To MarkEns–Thanks for your input on IVIG. I think if I continue every 10 days of IVIG, I will feel much better. The IVIG seem to work for me at this frequency. I am apprehensive about chemo drugs, don’t like steroid side effects, and I think Plasma Pheresis is too invasive. I guess there’s nothing else left. I don’t understand why my body needs IVIG q10days. I thought that half-life of IVIG was 42 days. Correct me if I’m wrong. Someone in the forum mentioned that IVIG does not induce remission. I am clueless as to how long I will be on this IVIG–I know it’s very expensive. I read somewhere that IVIG is a FDA approved treatment for CIDP, so hopefully medical insurance will always cover it. My doctor has never suggested any other treatment besides IVIG.
Does anyone know of a good neurologist for CIDP in Southern California; specifically, Orange County, California. I go to MDA center in Orange, CA, but I am not impressed with them. I have another neurologist who consults w/ the MDA MD in Orange.

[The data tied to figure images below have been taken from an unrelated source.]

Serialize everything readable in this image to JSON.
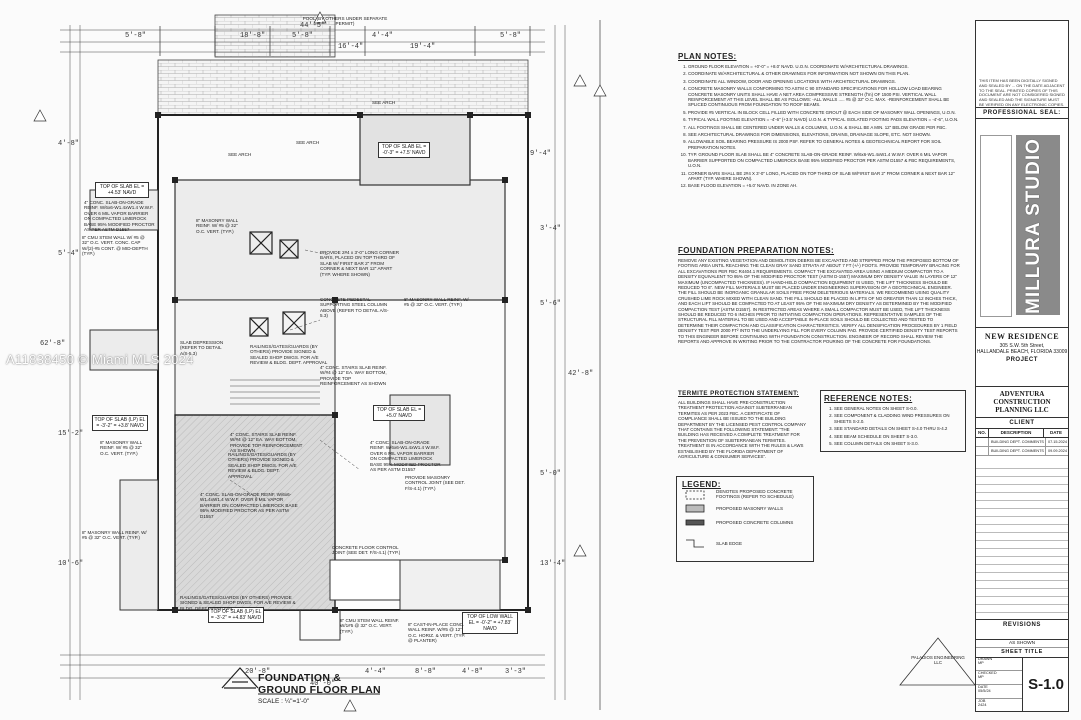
{
  "watermark": "A11838450 © Miami MLS 2024",
  "plan": {
    "title_line1": "FOUNDATION &",
    "title_line2": "GROUND FLOOR PLAN",
    "scale": "SCALE : ¼\"=1'-0\"",
    "top_label": "POOL (BY OTHERS UNDER SEPARATE PERMIT)",
    "dims_top": [
      "5'-8\"",
      "18'-8\"",
      "5'-8\"",
      "16'-4\"",
      "4'-4\"",
      "19'-4\"",
      "5'-8\"",
      "44'-5\""
    ],
    "dims_left": [
      "4'-8\"",
      "5'-4\"",
      "62'-8\"",
      "15'-2\"",
      "10'-6\""
    ],
    "dims_right": [
      "9'-4\"",
      "3'-4\"",
      "5'-6\"",
      "42'-8\"",
      "5'-0\"",
      "13'-4\""
    ],
    "dims_bottom": [
      "20'-8\"",
      "40'-0\"",
      "4'-4\"",
      "8'-8\"",
      "4'-8\"",
      "3'-3\""
    ],
    "callouts": [
      "TOP OF SLAB EL = +4.53' NAVD",
      "TOP OF SLAB EL = -0'-3\" = +7.5' NAVD",
      "TOP OF SLAB (LP) EL = -3'-2\" = +3.8' NAVD",
      "TOP OF SLAB (LP) EL = -3'-2\" = +4.83' NAVD",
      "TOP OF SLAB EL = +5.0' NAVD",
      "TOP OF LOW WALL EL = -0'-2\" = +7.83' NAVD"
    ],
    "see_arch": "SEE ARCH",
    "masonry_note": "8\" MASONRY WALL REINF. W/ #5 @ 32\" O.C. VERT. (TYP.)",
    "slab_note": "4\" CONC. SLAB-ON-GRADE REINF. W/6x6-W1.4xW1.4 W.W.F. OVER 6 MIL VAPOR BARRIER ON COMPACTED LIMEROCK BASE 95% MODIFIED PROCTOR AS PER ASTM D1557",
    "pedestal_note": "CONCRETE PEDESTAL SUPPORTING STEEL COLUMN ABOVE (REFER TO DETAIL A/S-5.3)",
    "bars_note": "PROVIDE 2#4 x 3'-0\" LONG CORNER BARS, PLACED ON TOP THIRD OF SLAB W/ FIRST BAR 2\" FROM CORNER & NEXT BAR 12\" APART (TYP. WHERE SHOWN)",
    "depression_note": "SLAB DEPRESSION (REFER TO DETAIL A/S-5.3)",
    "stair_note": "4\" CONC. STAIRS SLAB REINF. W/#4 @ 12\" EA. WAY BOTTOM, PROVIDE TOP REINFORCEMENT AS SHOWN",
    "railing_note": "RAILINGS/GATES/GUARDS (BY OTHERS) PROVIDE SIGNED & SEALED SHOP DWGS. FOR A/E REVIEW & BLDG. DEPT. APPROVAL",
    "control_note": "PROVIDE MASONRY CONTROL JOINT (SEE DET. F/S-4.1) (TYP.)",
    "control_joint_note": "CONCRETE FLOOR CONTROL JOINT (SEE DET. F/S-4.1) (TYP.)",
    "stem_note": "8\" CMU STEM WALL REINF. W/1#5 @ 32\" O.C. VERT. (TYP.)",
    "cast_note": "8\" CAST-IN-PLACE CONC. WALL REINF. W/#5 @ 12\" O.C. HORIZ. & VERT. (TYP. @ PLANTER)",
    "stem_wall_note": "8\" CMU STEM WALL W/ #5 @ 32\" O.C. VERT. CONC. CAP W/(2)-#5 CONT. @ MID-DEPTH (TYP.)",
    "pool_note": "4\" CONC. SLAB-ON-GRADE REINF. W/6x6-W1.4xW1.4 W.W.F. OVER 6 MIL VAPOR BARRIER ON COMPACTED LIMEROCK BASE 95% MODIFIED PROCTOR AS PER ASTM D1557"
  },
  "plan_notes": {
    "title": "PLAN NOTES:",
    "items": [
      "GROUND FLOOR ELEVATION = +0'-0\" = +8.0' NAVD. U.O.N. COORDINATE W/ARCHITECTURAL DRAWINGS.",
      "COORDINATE W/ARCHITECTURAL & OTHER DRAWINGS FOR INFORMATION NOT SHOWN ON THIS PLAN.",
      "COORDINATE ALL WINDOW, DOOR AND OPENING LOCATIONS WITH ARCHITECTURAL DRAWINGS.",
      "CONCRETE MASONRY WALLS CONFORMING TO ASTM C 90 STANDARD SPECIFICATIONS FOR HOLLOW LOAD BEARING CONCRETE MASONRY UNITS SHALL HAVE A NET AREA COMPRESSIVE STRENGTH (f'm) OF 1500 PSI. VERTICAL WALL REINFORCEMENT AT THIS LEVEL SHALL BE AS FOLLOWS: -ALL WALLS ..... #5 @ 32\" O.C. MAX. -REINFORCEMENT SHALL BE SPLICED CONTINUOUS FROM FOUNDATION TO ROOF BEAMS.",
      "PROVIDE #5 VERTICAL IN BLOCK CELL FILLED WITH CONCRETE GROUT @ EACH SIDE OF MASONRY WALL OPENINGS, U.O.N.",
      "TYPICAL WALL FOOTING ELEVATION = -4'-6\" (+3.5' NAVD) U.O.N. & TYPICAL ISOLATED FOOTING PADS ELEVATION = -4'-6\", U.O.N.",
      "ALL FOOTINGS SHALL BE CENTERED UNDER WALLS & COLUMNS, U.O.N. & SHALL BE A MIN. 12\" BELOW GRADE PER FBC.",
      "SEE ARCHITECTURAL DRAWINGS FOR DIMENSIONS, ELEVATIONS, DRAINS, DRAINAGE SLOPE, ETC. NOT SHOWN.",
      "ALLOWABLE SOIL BEARING PRESSURE IS 2000 PSF. REFER TO GENERAL NOTES & GEOTECHNICAL REPORT FOR SOIL PREPARATION NOTES.",
      "TYP. GROUND FLOOR SLAB SHALL BE 4\" CONCRETE SLAB-ON-GRADE REINF. W/6x6-W1.4xW1.4 W.W.F. OVER 6 MIL VAPOR BARRIER SUPPORTED ON COMPACTED LIMEROCK BASE 95% MODIFIED PROCTOR PER ASTM D1557 & FBC REQUIREMENTS, U.O.N.",
      "CORNER BARS SHALL BE 2#4 X 3'-0\" LONG, PLACED ON TOP THIRD OF SLAB W/FIRST BAR 2\" FROM CORNER & NEXT BAR 12\" APART (TYP. WHERE SHOWN).",
      "BASE FLOOD ELEVATION = +5.0' NAVD. IN ZONE AH."
    ]
  },
  "foundation_notes": {
    "title": "FOUNDATION PREPARATION NOTES:",
    "text": "REMOVE ANY EXISTING VEGETATION AND DEMOLITION DEBRIS BE EXCAVATED AND STRIPPED FROM THE PROPOSED BOTTOM OF FOOTING AREA UNTIL REACHING THE CLEAN GRAY SAND STRATA AT ABOUT 7 FT (+/-) FOOTS. PROVIDE TEMPORARY BRACING FOR ALL EXCAVATIONS PER FBC R4404.1 REQUIREMENTS. COMPACT THE EXCAVATED AREA USING A MEDIUM COMPACTOR TO A DENSITY EQUIVALENT TO 95% OF THE MODIFIED PROCTOR TEST (ASTM D-1557) MAXIMUM DRY DENSITY VALUE IN LAYERS OF 12\" MAXIMUM (UNCOMPACTED THICKNESS). IF HAND-HELD COMPACTION EQUIPMENT IS USED, THE LIFT THICKNESS SHOULD BE REDUCED TO 6\". NEW FILL MATERIALS MUST BE PLACED UNDER ENGINEERING SUPERVISION OF A GEOTECHNICAL ENGINEER. THE FILL SHOULD BE INORGANIC GRANULAR SOILS FREE FROM DELETERIOUS MATERIALS. WE RECOMMEND USING QUALITY CRUSHED LIME ROCK MIXED WITH CLEAN SAND. THE FILL SHOULD BE PLACED IN LIFTS OF NO GREATER THAN 12 INCHES THICK, AND EACH LIFT SHOULD BE COMPACTED TO AT LEAST 95% OF THE MAXIMUM DRY DENSITY AS DETERMINED BY THE MODIFIED COMPACTION TEST (ASTM D1557). IN RESTRICTED AREAS WHERE A SMALL COMPACTOR MUST BE USED, THE LIFT THICKNESS SHOULD BE REDUCED TO 6 INCHES PRIOR TO INITIATING COMPACTION OPERATIONS. REPRESENTATIVE SAMPLES OF THE STRUCTURAL FILL MATERIAL TO BE USED AND ACCEPTABLE IN-PLACE SOILS SHOULD BE COLLECTED AND TESTED TO DETERMINE THEIR COMPACTION AND CLASSIFICATION CHARACTERISTICS. VERIFY ALL DENSIFICATION PROCEDURES BY 1 FIELD DENSITY TEST PER 2000 FT² INTO THE UNDERLYING FILL FOR EVERY COLUMN PAD. PROVIDE CERTIFIED DENSITY TEST REPORTS TO THIS ENGINEER BEFORE CONTINUING WITH FOUNDATION CONSTRUCTION. ENGINEER OF RECORD SHALL REVIEW THE REPORTS AND APPROVE IN WRITING PRIOR TO THE CONTRACTOR POURING OF THE CONCRETE FOR FOUNDATIONS."
  },
  "termite": {
    "title": "TERMITE PROTECTION STATEMENT:",
    "text": "ALL BUILDINGS SHALL HAVE PRE-CONSTRUCTION TREATMENT PROTECTION AGAINST SUBTERRANEAN TERMITES AS PER 2023 FBC. A CERTIFICATE OF COMPLIANCE SHALL BE ISSUED TO THE BUILDING DEPARTMENT BY THE LICENSED PEST CONTROL COMPANY THAT CONTAINS THE FOLLOWING STATEMENT: \"THE BUILDING HAS RECEIVED A COMPLETE TREATMENT FOR THE PREVENTION OF SUBTERRANEAN TERMITES. TREATMENT IS IN ACCORDANCE WITH THE RULES & LAWS ESTABLISHED BY THE FLORIDA DEPARTMENT OF AGRICULTURE & CONSUMER SERVICES\"."
  },
  "reference": {
    "title": "REFERENCE NOTES:",
    "items": [
      "SEE GENERAL NOTES ON SHEET S-0.0.",
      "SEE COMPONENT & CLADDING WIND PRESSURES ON SHEETS S-2.0.",
      "SEE STANDARD DETAILS ON SHEET S-4.0 THRU S-4.2",
      "SEE BEAM SCHEDULE ON SHEET S-3.0.",
      "SEE COLUMN DETAILS ON SHEET S-3.0."
    ]
  },
  "legend": {
    "title": "LEGEND:",
    "items": [
      "DENOTES PROPOSED CONCRETE FOOTINGS (REFER TO SCHEDULE)",
      "PROPOSED MASONRY WALLS",
      "PROPOSED CONCRETE COLUMNS",
      "SLAB EDGE"
    ]
  },
  "title_block": {
    "top_note": "THIS ITEM HAS BEEN DIGITALLY SIGNED AND SEALED BY ... ON THE DATE ADJACENT TO THE SEAL. PRINTED COPIES OF THIS DOCUMENT ARE NOT CONSIDERED SIGNED AND SEALED AND THE SIGNATURE MUST BE VERIFIED ON ANY ELECTRONIC COPIES.",
    "professional_seal": "PROFESSIONAL SEAL:",
    "studio": "MILLURA STUDIO",
    "project_label": "PROJECT",
    "project_name": "NEW RESIDENCE",
    "address_line1": "305 S.W. 5th Street,",
    "address_line2": "HALLANDALE BEACH, FLORIDA 33009",
    "client_label": "CLIENT",
    "client_name": "ADVENTURA CONSTRUCTION PLANNING LLC",
    "rev_headers": [
      "NO.",
      "DESCRIPTION",
      "DATE"
    ],
    "revisions": [
      {
        "no": "",
        "desc": "BUILDING DEPT. COMMENTS",
        "date": "07.15.2024"
      },
      {
        "no": "",
        "desc": "BUILDING DEPT. COMMENTS",
        "date": "09.09.2024"
      }
    ],
    "revisions_label": "REVISIONS",
    "engineer_label": "PALADIOS ENGINEERING LLC",
    "sheet_title_label": "SHEET TITLE",
    "sheet_title_value": "AS SHOWN",
    "fields": [
      {
        "k": "DRAWN",
        "v": "MP"
      },
      {
        "k": "CHECKED",
        "v": "MP"
      },
      {
        "k": "DATE",
        "v": "05/5/24"
      },
      {
        "k": "JOB",
        "v": "2424"
      }
    ],
    "sheet_no": "S-1.0"
  }
}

I am only getting IVIG; now every 10 days as compared w/ every 2 weeks. I was on q2 weeks for 2 months only and I became weaker.”Weak” in the sense that I did not feel as “normal” as I did with the IVIG q10 days. I did not like to be on the “edge of weakness”. In your opinion, Does this constitute a valid reason for changing my IVIG back to q10 days? My doctor has tried the q2 week IVIG regimen twice in the last 8 months and I failed twice after 2 months.
Am i going to be on IVIG for the rest of my life? I get 25 gms now q10 days.
I feel like a guinea pig–the doctor was trying to lengthen the days of IVIG; if that worked, then he would decrease the dose. But apparently, this has not worked. Now I have to work myself back up to “normal” again. In the meantime, my muscles (leg) are starting to ache.